Nunca na história daquele país tropical
deitado às margens do Atlântico Sul o povo foi tão feliz. Esta, pelo menos, é a
versão oficial e não temos motivos para duvidar de qualquer versão oficial. Se
for oficial, deve ser verdade. Mas, quem observa esta felicidade toda não faz ideia que, num passado relativamente recente, aquele povo passou por um período
bem conturbado da sua história. Há uns cinqüenta anos, elegeram um demagogo
meio maluco para presidente, que não chegou a esquentar lugar na cadeira
presidencial e renunciou, forçado – segundo ele – por “forças ocultas”. As
forças eram tão ocultas que até hoje ninguém ficou sabendo quem eram. Assumiu o
vice. Este vice, já presidente, irritou muito as forças armadas do país por
demonstrar uma indisfarçável simpatia pelos regimes comunistas do leste
europeu. O pessoal de verde perdeu as
estribeiras e resolveu “fazer democracia com as próprias mãos”. Derrubou o
presidente, tomou o poder e gostou tanto dele que só devolveu uns vinte anos
depois.
A turma de farda era fogo. Demonstrou
logo ter muito pouca paciência. Mandava descer a borracha, dar sumiço nos
adversários, enfim, praticava a modalidade de democracia feita à bala. Apesar
da dureza do regime, mantinham um simulacro de parlamento, onde o voto dos
parlamentares era rigidamente controlado. O instrumento de controle era o voto
aberto. Se algum parlamentar, mesmo que por distração, votava contra a
orientação do regime, a turma de farda ficava sabendo e o infeliz podia se
considerar feliz caso perdesse apenas o mandato. Só daria para votar contra o
regime se o voto fosse secreto. Foi uma longa briga até que o regime militar,
já capengando, consentisse na aprovação do voto secreto dos parlamentares. Foi
uma vitória da democracia e o povo comemorou muito. O parlamento, protegido
pelo sigilo do voto, criou coragem de votar contra os militares, que devolveram
o poder aos civis pouco tempo depois.
Contei tudo isso porque uma das propostas
de assuntos para o plebiscito é o fim do voto secreto nas seções dos
parlamentos. Sabendo o que acabei de contar, algum leitor pode achar que o fim
do voto secreto vai ser uma repetição da história recente para aquele povo.

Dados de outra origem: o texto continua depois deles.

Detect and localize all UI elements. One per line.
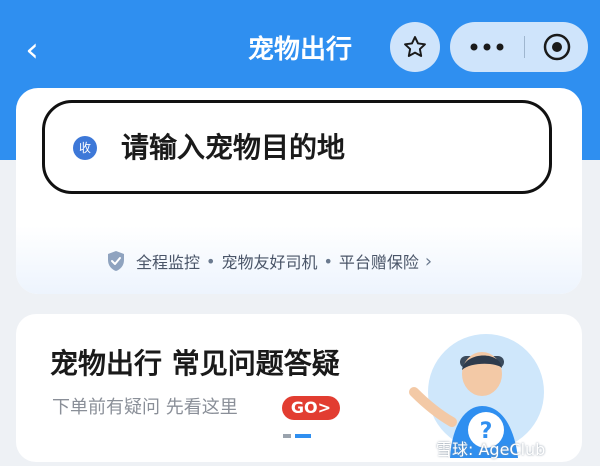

Mas, não se preocupe, caro leitor. Os tempos são outros. A democracia está
segura. Hoje ninguém naquele país acha que a mídia é golpista e deve ser
controlada, ninguém quer sujeitar o Supremo Tribunal de lá, ninguém quer
manietar o Ministério Público, ninguém quer calar os adversários, nenhum
partido quer se perpetuar no poder. Então, a democracia deles não corre
qualquer risco.
O que acontece é que aquele povo vota em
quem não confia e depois quer que seu representante defenda seus interesses –
do povo – e não os dele - parlamentar. Atualmente, quando alguma proposta de
interesse popular é rejeitada pelos parlamentares, apenas uma meia dúzia admite
haver votado contra. A maioria desconversa, faz um joguinho de empurra e fica
por isso mesmo. A possibilidade do fim do voto secreto deixou muito parlamentar
ressabiado.
“-Mas, assim o todo mundo vai saber como
a gente vota. O povo. A oposição. Como é que a gente vai se explicar?”
Foi uma dúvida danada. O que resolver? O
quê não resolver? Até que um, mais esperto pouquinha coisa, resolveu a questão:
“-Ora, a gente também vai saber como os
outros votam.”
Nada muda. Então, parece que o fim do
voto secreto vai mesmo para o plebiscito.